Sunday Night Journal — December 18, 2005
12/18/2005
Stained Glass and Organ Music
I listen to a lot of recorded music. Too much, really. That overused word “addiction” could perhaps be legitimately applied to my habit, and I find it useful but very painful to give it up or at least cut it way back for a while, which I often do during Lent. And my tastes are very wide-ranging. But there’s one kind of music of which there is little or none among my recordings: organ music.
I’ve always found the organ to be, frankly, rather tiresome in recordings. Even a good recording and a fairly decent home stereo just can’t do it justice. It’s an odd instrument. It can sound more notes simultaneously than the piano, and unlike the piano it can hold them for a long time. This, in combination with the similarity in tone among these notes, can result in a muddled quality. Its majesty can easily tip over into pomposity, and pomposity into something almost silly: because it’s so big and complex, and its elaborate mechanism is so slow to react (in comparison with other instruments), it can have a sort of dancing-elephant quality.

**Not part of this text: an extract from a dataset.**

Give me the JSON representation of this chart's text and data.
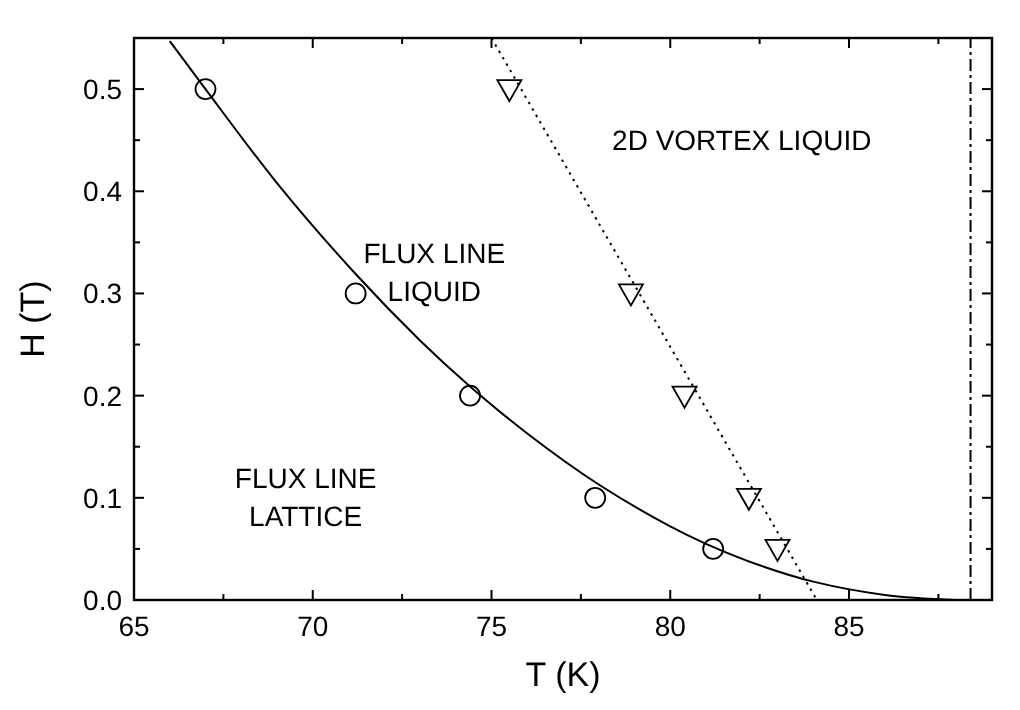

But in its proper environment—say, in the Cathedral of the Immaculate Conception in Mobile—it is matchless. I found myself thinking today at Mass that it is not the organ alone but the combination of the organ and its building which constitute the instrument. I know almost nothing of the complex lore of these instruments, but I wouldn’t be surprised to learn that what I just said is a commonplace.
Toward the end of C.S. Lewis’s That Hideous Strength, Jane Studdock is beginning to feel a renewed interest in the Christianity in which she was raised. She remembers the stodginess, the “stained glass attitudes” of the Christians she knew, and then “…in a sudden flash of purple and crimson, she remembered what stained glass was really like.” Something like that happens to me whenever I hear the cathedral organ. Gone is the pompous blare that I remember hearing from my stereo speakers, gone is the dancing elephant: in their place are golden majesty and glory, the sound we might hear if the sun himself could sing. It’s a sound that is felt as well as heard, but it isn’t so loud as to be punishing and destructive, like live rock music. It does not crush, but exalts.
Stained glass and organ music have been unfashionably “churchy” for some time now, but there is a reason why Christendom, having invented them, remained attached to them for hundreds of years. It’s mainly the unfortunate propensity of mankind to become bored and to seek novelty that has made them fall out of favor. But plainly we have not come up with anything better, and it’s time we encountered them again.